ISLAMABAD: Pakistan Peoples Party (PPP) Senator Farhatullah Babar has warned the government against any attempt to “falsify” human rights situation in Pakistan at the United Nations review meeting beginning in Geneva (Switzerland) on Monday.

Talking to Dawn here on Saturday, Mr Babar said that Foreign Minister Khawaja Muhammad Asif was heading a 14-member delegation at the Universal Periodic Review (UPR) meeting of the UN where he was due “to present and defend” the national report on the human rights situation in the country.

At the UPR meeting, member states will present national reports of human rights situation in their countries and also explain the measures taken to implement the promises made at previous review meetings.

Mr Babar said that at the previous review some five years ago, held during the PPP government’s tenure, Pakistan had agreed to criminalise enforced disappearances but the report was silent on this issue.

“It will be best to make a categorical announcement at the review moot that enforced disappearances will be criminalised before the end of the year,” he suggested.

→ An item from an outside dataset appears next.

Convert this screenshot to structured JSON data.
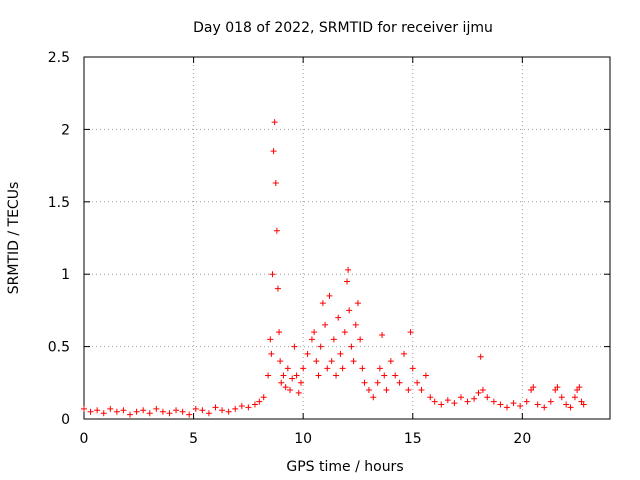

Similarly, Mr Babar said, the claim that blasphemy laws were non-discriminatory and that no one had been punished under it was “patently false”. “It will be honest to admit that the fair and just implementation of blasphemy laws presents challenges that the state is trying to address,” he added.

Calling upon the government to present the true picture of the human rights situation in Pakistan at the UN review meeting, the PPP senator said this year for the first time the newly-constituted National Commission on Human Rights (NCHR) and independent bodies would be present at the review conference.

Therefore, he said, any falsification would be far more difficult than in the past. “It should also be borne in mind that our international trade particularly with the European Union (EU) also hinges on our human rights record,” he said.

Earlier, in a statement issued from the PPP Media Centre, Mr Babar said that on the eve of review by the UN of the human rights situation in Pakistan “it is a grim thought that citizens’ rights have been dangerously abridged by both state and non-state actors in the country”.

Warning against falsifying human rights situation in the country, he said the international community would be sympathetic towards any shortcomings in view of the challenges “we face but it will never condone if we tell downright lies at the review”.